You should also set up nginx to route path-based InteractiveTool URLs to the InteractiveTool proxy.
Path-based InteractiveTool URLs will only be created for tools that have defined requires_domain=False
in the tool
XML file (which signals that the web server running on the container are configured to operate at a subpath under the main
Galaxy installation). Hence, no wildcard DNS configuration or wildcard SSL certificates are needed for path-based
interactive tools.
To support path-based interactive tools through nginx proxy, add the following to the main Galaxy “server” section (serving port 443):
# Route all path-based interactive tool requests to the InteractiveTool proxy application
location ~* ^/(interactivetool/.+)$ {
proxy_redirect off;
proxy_http_version 1.1;
proxy_set_header Host $host;
proxy_set_header X-Real-IP $remote_addr;
proxy_set_header Upgrade $http_upgrade;
proxy_set_header Connection "upgrade";
proxy_pass http://localhost:4002;
}
This example config works for default values of interactivetools_base_path
and interactivetools_prefix
as defined in
galaxy.yml
. For other values, you will need to adjust the location patterns accordingly.

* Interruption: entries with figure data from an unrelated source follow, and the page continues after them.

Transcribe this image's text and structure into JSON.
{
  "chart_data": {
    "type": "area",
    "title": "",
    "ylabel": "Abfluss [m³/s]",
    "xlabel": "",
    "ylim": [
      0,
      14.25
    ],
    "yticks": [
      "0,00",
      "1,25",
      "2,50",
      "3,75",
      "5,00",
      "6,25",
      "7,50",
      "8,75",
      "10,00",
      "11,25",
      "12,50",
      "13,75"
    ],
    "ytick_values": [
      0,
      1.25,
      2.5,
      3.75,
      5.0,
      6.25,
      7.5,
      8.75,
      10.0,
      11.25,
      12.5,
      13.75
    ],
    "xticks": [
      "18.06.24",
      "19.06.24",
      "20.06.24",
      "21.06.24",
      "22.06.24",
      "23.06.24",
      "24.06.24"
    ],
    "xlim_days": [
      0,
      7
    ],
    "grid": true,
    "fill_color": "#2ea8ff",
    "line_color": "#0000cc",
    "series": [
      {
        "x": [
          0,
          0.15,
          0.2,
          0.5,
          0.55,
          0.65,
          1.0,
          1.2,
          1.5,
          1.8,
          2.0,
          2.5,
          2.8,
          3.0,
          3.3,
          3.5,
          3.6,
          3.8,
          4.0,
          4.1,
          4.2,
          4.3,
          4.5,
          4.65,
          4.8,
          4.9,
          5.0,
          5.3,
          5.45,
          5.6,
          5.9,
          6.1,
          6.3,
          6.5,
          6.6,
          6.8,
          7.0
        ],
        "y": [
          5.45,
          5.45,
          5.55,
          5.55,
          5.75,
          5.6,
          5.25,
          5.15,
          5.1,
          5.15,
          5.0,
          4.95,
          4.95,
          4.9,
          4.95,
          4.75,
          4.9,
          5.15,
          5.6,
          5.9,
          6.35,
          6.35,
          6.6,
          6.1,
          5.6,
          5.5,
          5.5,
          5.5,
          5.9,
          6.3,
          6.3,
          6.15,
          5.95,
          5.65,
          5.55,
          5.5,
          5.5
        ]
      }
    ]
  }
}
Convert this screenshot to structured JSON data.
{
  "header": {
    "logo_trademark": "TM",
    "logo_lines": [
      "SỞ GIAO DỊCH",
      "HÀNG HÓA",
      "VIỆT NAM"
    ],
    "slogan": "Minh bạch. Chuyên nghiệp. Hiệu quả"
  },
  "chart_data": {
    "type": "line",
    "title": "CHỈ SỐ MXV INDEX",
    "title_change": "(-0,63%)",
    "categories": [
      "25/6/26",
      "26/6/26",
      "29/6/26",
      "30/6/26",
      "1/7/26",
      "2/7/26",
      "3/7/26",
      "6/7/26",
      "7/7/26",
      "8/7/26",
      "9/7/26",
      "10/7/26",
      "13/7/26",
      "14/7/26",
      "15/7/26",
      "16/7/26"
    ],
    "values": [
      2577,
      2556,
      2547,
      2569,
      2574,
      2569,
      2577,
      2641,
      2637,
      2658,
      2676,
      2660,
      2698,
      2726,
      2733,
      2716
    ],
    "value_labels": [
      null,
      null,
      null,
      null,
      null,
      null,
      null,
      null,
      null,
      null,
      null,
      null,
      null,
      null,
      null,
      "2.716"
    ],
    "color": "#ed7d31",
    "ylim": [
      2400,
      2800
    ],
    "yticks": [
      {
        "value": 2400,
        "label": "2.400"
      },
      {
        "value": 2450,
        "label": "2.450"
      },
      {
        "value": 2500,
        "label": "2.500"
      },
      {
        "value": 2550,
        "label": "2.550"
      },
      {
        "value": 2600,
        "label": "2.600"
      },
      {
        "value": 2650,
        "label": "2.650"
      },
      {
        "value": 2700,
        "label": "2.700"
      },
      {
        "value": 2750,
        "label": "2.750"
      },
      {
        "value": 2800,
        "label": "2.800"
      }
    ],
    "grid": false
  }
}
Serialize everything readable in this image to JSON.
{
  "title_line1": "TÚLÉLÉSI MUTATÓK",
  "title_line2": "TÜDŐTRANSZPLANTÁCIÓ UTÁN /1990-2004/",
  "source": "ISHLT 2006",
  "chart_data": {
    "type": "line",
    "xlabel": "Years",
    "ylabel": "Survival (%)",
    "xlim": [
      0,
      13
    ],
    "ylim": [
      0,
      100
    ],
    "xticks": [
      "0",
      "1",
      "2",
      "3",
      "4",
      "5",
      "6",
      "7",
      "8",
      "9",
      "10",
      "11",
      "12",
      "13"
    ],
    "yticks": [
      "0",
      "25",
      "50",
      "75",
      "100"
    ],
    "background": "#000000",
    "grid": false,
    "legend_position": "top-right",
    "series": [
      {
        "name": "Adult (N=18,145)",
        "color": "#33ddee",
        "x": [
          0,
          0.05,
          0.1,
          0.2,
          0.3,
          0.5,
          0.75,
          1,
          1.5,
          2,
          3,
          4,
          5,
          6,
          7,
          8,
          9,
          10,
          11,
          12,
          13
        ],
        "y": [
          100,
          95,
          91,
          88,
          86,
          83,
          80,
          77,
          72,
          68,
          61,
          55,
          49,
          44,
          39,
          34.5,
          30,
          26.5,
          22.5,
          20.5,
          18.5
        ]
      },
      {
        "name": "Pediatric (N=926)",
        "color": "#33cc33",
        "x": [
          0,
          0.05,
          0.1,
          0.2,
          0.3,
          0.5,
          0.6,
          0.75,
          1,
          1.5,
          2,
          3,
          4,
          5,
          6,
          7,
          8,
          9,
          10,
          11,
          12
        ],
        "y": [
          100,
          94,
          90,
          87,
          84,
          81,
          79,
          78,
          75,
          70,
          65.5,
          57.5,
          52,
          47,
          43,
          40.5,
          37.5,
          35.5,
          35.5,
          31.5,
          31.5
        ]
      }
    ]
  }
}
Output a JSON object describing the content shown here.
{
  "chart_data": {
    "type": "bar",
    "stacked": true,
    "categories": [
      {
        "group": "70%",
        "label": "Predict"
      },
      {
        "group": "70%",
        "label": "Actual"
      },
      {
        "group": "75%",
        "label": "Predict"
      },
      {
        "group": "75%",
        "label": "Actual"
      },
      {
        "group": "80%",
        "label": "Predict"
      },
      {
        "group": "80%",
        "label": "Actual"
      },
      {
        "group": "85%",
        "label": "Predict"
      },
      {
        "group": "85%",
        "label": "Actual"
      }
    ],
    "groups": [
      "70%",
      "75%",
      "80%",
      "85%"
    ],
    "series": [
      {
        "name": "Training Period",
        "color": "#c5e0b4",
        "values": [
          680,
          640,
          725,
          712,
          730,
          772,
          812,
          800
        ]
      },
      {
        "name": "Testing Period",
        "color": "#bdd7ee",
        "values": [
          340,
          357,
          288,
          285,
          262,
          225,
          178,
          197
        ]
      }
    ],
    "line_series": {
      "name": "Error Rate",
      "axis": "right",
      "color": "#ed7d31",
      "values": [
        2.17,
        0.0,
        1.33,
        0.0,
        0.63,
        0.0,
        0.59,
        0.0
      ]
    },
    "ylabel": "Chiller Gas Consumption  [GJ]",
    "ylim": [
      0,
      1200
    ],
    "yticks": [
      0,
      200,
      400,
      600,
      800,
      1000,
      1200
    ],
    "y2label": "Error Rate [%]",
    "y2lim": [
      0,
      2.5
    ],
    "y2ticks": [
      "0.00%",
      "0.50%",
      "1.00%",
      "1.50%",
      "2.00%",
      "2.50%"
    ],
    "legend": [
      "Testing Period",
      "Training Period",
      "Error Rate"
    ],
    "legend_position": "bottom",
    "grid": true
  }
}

In both nginx config examples, you might want to replace localhost with your server domain (or possibly
127.0.0.1
), depending on your server setup.
Job runner configuration in production
InteractiveTools have been enabled for the Condor, Slurm, Pulsar and Kuberneters job runner. A destination configuration for Condor may look like this:
condor:
runner: condor
docker_enabled: true
docker_sudo: false
Note on resource consumption: Keep in mind that Distributed Resource Management (DRM) / cluster systems may have a maximum runtime configured for jobs. From the Galaxy point of view, such a container could run as long as the user desires, this may not be advisable and an admin may want to restrict the runtime of InteractiveTools (and jobs in general). However, if the job is killed by the DRM, the user is not informed beforehand and data in the container could be discarded.